FUCHS, Leonhard (1501-1566). De historia stirpium commentarii insignes. Basel: Michael Isingrin, 1542.
Large 2o (370 x 242 mm). Printer's woodcut device on title, repeated on final verso, full-page woodcut portrait of Fuchs on title verso, 509 full-page botanical woodcuts and 3 smaller woodcuts in the text by Veit Rudolph Speckle after Heinrich Füllmaurer and Albert Meyer, including their own portraits on fff5r, woodcut historiated initials in several sizes, FINELY COLORED IN AN EARLY HAND. (Some marginal repairs at beginning and end, tears crossing text or image on E6, N6, X5, a2 i1, r6 s4, oo2, and fff4 [mostly repaired], tt4 with small hole repaired affecting a few letters, a few other marginal tears or repairs, some pale dampstaining, occasional scattered spotting and soiling.) Modern blindstamped pigskin over wooden boards. Provenance: Wellcome Library (withdrawn stamp on title-page verso).
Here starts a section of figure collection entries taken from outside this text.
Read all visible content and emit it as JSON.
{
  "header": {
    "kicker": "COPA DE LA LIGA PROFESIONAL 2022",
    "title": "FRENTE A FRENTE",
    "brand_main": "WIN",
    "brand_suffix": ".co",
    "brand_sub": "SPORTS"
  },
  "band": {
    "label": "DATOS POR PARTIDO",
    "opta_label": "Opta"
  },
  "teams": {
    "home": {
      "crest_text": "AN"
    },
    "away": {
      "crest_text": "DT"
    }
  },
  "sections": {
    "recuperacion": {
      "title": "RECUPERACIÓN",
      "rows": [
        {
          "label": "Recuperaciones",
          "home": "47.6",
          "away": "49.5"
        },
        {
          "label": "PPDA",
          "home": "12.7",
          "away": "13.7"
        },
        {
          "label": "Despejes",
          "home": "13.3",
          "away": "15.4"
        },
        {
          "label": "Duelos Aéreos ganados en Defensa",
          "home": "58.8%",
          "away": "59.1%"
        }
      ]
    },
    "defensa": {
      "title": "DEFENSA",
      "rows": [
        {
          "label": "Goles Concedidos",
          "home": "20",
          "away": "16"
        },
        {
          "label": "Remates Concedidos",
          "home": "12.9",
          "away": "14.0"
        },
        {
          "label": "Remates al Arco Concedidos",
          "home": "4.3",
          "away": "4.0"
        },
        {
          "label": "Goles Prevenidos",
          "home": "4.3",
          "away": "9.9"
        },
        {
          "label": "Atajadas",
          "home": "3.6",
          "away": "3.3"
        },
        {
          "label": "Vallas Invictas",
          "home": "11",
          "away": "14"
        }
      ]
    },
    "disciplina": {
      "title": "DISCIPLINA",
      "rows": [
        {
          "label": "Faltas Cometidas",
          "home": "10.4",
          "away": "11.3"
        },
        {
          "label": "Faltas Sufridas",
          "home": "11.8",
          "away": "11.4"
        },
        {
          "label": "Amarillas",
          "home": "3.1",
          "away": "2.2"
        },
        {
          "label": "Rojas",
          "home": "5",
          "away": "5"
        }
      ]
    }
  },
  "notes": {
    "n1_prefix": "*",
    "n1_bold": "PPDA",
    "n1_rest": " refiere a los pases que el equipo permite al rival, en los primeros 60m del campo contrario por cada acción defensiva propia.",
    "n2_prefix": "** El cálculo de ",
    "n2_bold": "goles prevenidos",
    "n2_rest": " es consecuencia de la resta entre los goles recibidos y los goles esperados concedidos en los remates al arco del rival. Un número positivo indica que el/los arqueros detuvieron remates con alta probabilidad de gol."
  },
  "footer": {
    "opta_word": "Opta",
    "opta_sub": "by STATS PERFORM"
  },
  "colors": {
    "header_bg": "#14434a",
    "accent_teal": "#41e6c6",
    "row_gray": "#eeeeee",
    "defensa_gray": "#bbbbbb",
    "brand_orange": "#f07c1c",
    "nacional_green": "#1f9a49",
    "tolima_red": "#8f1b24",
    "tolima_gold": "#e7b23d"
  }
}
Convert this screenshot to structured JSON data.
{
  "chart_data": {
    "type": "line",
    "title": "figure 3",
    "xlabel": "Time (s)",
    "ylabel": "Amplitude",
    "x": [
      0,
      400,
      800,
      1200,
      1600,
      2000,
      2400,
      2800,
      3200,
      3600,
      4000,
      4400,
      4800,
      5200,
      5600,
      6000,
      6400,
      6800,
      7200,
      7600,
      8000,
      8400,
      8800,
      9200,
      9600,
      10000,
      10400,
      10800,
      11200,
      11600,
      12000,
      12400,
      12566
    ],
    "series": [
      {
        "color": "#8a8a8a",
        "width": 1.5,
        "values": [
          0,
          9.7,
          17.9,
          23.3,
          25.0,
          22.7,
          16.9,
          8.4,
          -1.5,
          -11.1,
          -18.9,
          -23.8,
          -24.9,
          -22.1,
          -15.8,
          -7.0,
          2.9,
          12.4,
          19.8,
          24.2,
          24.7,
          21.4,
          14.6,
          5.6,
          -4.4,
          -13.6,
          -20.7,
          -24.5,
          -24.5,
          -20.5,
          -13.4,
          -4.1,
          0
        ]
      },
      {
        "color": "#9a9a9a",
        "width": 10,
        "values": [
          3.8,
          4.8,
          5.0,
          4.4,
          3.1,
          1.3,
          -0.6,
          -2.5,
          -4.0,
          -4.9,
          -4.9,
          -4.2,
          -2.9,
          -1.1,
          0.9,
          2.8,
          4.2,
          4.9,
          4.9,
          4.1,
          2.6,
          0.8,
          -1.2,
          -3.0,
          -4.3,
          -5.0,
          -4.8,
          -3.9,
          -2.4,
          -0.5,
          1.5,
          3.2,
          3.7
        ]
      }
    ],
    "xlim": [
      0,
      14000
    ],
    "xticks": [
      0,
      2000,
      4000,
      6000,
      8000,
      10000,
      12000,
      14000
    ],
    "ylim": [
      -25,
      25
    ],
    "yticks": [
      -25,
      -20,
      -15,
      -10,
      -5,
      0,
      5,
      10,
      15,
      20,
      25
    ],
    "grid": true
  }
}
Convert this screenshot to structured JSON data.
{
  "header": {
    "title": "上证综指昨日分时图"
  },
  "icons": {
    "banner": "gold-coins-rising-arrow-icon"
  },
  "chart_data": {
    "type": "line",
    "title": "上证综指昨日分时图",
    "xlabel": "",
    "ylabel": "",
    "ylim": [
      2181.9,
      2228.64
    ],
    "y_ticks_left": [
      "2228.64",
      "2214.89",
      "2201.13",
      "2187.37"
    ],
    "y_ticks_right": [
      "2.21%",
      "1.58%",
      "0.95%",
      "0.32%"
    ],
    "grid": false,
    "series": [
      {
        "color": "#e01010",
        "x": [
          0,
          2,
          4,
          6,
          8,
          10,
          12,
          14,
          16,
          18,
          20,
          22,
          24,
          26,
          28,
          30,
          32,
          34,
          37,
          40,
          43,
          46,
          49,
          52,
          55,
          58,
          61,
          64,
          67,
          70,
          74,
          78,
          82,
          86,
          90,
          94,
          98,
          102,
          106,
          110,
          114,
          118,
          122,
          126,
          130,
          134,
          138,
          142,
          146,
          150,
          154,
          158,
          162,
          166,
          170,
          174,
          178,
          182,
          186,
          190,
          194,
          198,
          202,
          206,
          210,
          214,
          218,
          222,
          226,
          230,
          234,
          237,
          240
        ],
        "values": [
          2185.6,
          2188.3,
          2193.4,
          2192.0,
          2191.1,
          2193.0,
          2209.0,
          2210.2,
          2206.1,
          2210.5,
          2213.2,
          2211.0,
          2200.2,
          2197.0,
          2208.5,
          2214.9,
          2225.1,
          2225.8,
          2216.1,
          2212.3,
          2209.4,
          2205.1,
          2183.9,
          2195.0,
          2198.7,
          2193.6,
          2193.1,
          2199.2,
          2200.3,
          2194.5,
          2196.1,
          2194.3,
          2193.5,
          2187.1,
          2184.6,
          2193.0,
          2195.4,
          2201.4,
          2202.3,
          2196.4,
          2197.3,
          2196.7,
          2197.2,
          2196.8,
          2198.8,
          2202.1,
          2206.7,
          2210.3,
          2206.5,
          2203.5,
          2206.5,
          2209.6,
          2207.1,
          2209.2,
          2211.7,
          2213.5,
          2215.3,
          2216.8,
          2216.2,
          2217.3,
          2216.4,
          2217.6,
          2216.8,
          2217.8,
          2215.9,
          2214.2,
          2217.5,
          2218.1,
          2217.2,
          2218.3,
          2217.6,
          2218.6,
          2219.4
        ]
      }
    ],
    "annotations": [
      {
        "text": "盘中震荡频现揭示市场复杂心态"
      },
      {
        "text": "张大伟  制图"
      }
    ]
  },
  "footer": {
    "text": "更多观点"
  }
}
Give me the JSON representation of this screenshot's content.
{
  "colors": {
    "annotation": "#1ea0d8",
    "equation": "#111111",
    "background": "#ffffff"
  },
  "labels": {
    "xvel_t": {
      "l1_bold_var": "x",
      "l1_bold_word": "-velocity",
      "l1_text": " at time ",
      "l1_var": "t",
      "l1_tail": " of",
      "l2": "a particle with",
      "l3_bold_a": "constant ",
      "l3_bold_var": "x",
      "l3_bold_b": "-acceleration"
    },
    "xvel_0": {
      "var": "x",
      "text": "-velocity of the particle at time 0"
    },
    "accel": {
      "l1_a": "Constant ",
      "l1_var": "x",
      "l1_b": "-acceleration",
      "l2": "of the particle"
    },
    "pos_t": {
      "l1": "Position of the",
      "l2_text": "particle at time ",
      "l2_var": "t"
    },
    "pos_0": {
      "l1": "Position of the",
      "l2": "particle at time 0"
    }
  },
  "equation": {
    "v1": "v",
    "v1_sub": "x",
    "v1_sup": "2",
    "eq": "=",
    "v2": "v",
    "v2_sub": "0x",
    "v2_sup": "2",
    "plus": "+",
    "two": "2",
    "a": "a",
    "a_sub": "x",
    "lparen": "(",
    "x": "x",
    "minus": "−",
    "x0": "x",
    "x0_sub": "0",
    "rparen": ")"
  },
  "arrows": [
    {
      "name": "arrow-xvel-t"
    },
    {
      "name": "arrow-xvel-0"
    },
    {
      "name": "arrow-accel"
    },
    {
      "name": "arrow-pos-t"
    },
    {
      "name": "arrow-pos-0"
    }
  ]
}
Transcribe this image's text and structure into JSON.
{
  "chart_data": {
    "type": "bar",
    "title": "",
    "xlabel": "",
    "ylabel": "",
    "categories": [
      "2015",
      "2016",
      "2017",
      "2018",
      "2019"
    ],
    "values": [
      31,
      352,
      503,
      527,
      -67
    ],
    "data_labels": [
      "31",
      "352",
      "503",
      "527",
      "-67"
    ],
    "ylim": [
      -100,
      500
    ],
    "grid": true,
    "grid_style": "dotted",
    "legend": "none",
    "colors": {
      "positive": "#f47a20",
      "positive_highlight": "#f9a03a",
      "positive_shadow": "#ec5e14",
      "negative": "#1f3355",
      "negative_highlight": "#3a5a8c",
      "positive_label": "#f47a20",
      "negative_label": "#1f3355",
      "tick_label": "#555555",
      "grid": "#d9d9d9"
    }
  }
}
A FINELY COLORED COPY OF THE FIRST EDITION OF THE FINEST BOTANICAL WORK OF THE RENAISSANCE AND "PERHAPS THE MOST CELEBRATED AND MOST BEAUTIFUL HERBAL EVER PUBLISHED" (PMM). Along with Otto Brunfels and Hieronymus Bock, Fuchs was one of the three German fathers of modern botany. In addition to describing plants for their medicinal use, Fuchs also gives accurate botanical descriptions of over 500 plants. The finely detailed plant-portraits were drawn from life by Albert Meyer and transferred to the woodblock by Heinrich Füllmauer, and cut into wood by Veit Rudolph Speckle. The illustrations were largely based on plants in Fuchs's own garden at Tübingen and were reused in numerous later editions in various sizes; they also appear in herbals by other authors, including Bock, Dodoens, and William Turner. Adams F-1099; Dibner Heralds of Science 19; Garrison & Morton 1808; Grolier/Horblit 33b; Grolier Medicine 17; Hunt 48; Nissen BBI 658; Norman 846; PMM 69; Pritzel 3138.